In view of the development of the COVID-19 epidemic, Customs launched a large-scale territory-wide special operation codenamed "Guardian" on January 27 this year to conduct spot checks, test purchases and inspections in various districts on surgical masks available in the market. Samples of masks were also sent to the laboratory for tests on bacterial counts. To date, Customs has already test-purchased over 400 types of surgical masks for tests on bacterial counts and, among these, 240 samples have been tested for bacterial counts.
Apart from the sample announced in this round, Customs has also announced a further eight types of surgical masks with bacterial counts exceeding the maximum permitted limit on March 14 and April 17, of which the total bacterial counts exceeded the maximum permitted limit by 20 per cent to 11.5 times.

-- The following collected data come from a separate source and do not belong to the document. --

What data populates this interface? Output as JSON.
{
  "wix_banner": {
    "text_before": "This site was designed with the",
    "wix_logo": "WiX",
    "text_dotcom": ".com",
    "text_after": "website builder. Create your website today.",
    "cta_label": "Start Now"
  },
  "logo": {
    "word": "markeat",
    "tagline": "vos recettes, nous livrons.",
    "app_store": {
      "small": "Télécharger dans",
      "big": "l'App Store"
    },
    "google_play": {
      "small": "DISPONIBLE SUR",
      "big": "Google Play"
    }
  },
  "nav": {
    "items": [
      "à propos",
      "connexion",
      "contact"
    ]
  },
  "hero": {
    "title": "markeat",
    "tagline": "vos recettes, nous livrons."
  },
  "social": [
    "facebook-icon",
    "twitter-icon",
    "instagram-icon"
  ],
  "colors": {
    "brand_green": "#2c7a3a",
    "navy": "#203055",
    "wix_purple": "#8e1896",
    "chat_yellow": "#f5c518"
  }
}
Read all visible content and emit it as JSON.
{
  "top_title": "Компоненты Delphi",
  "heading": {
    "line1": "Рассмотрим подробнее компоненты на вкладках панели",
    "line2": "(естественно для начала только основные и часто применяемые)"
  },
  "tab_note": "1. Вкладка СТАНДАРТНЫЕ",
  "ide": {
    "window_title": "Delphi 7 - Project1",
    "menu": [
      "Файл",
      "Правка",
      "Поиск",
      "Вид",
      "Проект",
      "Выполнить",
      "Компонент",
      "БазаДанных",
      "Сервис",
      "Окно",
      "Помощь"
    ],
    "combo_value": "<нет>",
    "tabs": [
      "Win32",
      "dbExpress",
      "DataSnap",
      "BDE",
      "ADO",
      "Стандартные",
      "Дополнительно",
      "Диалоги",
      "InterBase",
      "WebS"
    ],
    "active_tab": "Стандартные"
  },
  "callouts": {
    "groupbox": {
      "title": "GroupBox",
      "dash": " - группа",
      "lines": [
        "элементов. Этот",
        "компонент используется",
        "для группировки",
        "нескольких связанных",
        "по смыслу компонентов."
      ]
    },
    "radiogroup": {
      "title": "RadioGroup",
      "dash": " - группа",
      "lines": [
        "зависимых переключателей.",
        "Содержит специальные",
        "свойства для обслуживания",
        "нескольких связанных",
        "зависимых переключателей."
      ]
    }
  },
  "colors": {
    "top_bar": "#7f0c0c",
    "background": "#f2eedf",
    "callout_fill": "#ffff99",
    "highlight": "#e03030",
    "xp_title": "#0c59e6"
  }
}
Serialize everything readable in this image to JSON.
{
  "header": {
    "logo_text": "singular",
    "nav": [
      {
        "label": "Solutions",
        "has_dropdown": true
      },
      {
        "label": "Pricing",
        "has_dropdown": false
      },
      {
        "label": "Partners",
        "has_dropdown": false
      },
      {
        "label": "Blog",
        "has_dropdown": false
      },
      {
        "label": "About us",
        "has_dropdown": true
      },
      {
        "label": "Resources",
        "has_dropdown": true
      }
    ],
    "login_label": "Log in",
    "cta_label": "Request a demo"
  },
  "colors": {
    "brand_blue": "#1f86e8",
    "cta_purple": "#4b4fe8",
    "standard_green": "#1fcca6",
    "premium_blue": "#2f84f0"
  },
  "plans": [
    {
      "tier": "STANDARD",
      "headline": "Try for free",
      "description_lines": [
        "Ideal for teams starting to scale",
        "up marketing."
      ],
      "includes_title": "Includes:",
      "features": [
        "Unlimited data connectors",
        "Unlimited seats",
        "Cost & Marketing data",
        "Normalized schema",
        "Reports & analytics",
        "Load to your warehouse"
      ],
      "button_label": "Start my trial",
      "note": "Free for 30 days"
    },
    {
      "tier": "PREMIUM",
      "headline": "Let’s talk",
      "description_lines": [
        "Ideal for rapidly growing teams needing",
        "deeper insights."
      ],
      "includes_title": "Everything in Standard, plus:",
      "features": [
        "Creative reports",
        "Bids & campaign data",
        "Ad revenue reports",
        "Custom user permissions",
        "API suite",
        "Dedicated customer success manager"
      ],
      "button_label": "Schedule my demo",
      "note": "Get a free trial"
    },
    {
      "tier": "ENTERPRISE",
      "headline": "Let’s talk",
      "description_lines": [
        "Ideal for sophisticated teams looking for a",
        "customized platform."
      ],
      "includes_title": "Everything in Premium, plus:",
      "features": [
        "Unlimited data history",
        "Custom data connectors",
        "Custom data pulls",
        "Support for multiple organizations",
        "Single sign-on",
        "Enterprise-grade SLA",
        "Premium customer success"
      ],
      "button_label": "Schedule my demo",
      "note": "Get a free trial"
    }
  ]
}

Customs again reminds members of the public to observe the following tips when purchasing and using surgical masks:
Check if there is any dirt on the masks and stop using those with stains or odd smells;
Pay attention to the proper way of using surgical masks;
Change surgical masks at a suitable time;
Store surgical masks in dry places; and
Purchase surgical masks at reputable retail shops.
The "Guardian" operation has been running for over four months to date. More than 4 900 officers have been mobilised to conduct over 33 000 inspections at retail spots in various districts to ensure that common protective items sold in the market comply with the CGSO and the Trade Descriptions Ordinance.